The Emotional Classroom

Excellent Sheep. How do you use emotion in your teaching? Teaching is an art, and our art is in connecting with students, but I hear my colleagues shy away from situations where students might be emotional such as discussing hot-button issues, or in assigning work that asks the student to talk or write about themselves in a personal way. “We aren’t counselors” I’ve heard other instructors say, but really what they’re saying is that they’re uncomfortable addressing the emotional development of their students. They usually focus on teaching only through logic and information as if they’re programming computers instead of inspiring future leaders and scholars. Even if the teacher does fun assignments, they don’t challenge their students to grow emotionally as well as intellectually.

In an except in Slate from Excellent Sheep: The Miseducation of the American Elite and the Way to a Meaningful Life, William Deresiewicz says,

Teaching is not an engineering problem. It isn’t a question of transferring a certain quantity of information from one brain to another. “Educate” means “lead forth.” A teacher’s job is to lead forth the powers that lie asleep within her students.

In my English 102 research writing course, I have students choose topics by first making a list of “things” that they’re curious about. We narrow these topics down based on what truly interests them. I ask them to talk and write about why they care about each thing. and though a student my easily write a few paragraphs on something they listed, they often students shy from selecting emotional subjects for our course-long research projects because they have been taught to avoid writing emotionally, and they don’t feel comfortable dealing with emotional topics in class with other students.
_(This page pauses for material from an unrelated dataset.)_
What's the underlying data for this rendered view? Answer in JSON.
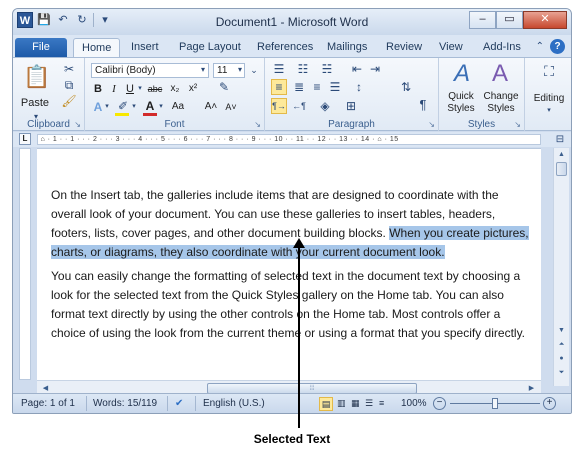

That is, until I tell them my own story of how I made my decisions to be an English teacher– how I love writing and that I have seen first-hand how literacy is power and that those without or with poor literacy are some of the most disenfranchised in the world, and that I believe those with the power of literacy need to speak up for those without.

I have encouraged students to research alternative therapies for autistic children because their own brother was diagnosed, I encouraged a student to research alcoholism because their parent died of it, and I encouraged another student to get into the history and future of engine design because they had always had a passion for the subject. Oftentimes the stronger the emotional connection to their subject, the better their research comes out because they have a personal, emotional investment in the subject. They make connections between the research and themselves and the world around them, and when they talk about their subject, their eyes catch fire and their voices raise.

“But is this appropriate for research,” students and other teachers may ask of their emotionally charged topics. People who are the best in their field tend to have strong emotional ties to their subjects, whether it in sports, education, theater, or science. Learning how to use emotion to feed curiosity and motivation is how people become successful, and if we don’t teach them how to use their emotions in their academic pursuits, where will their learn it from?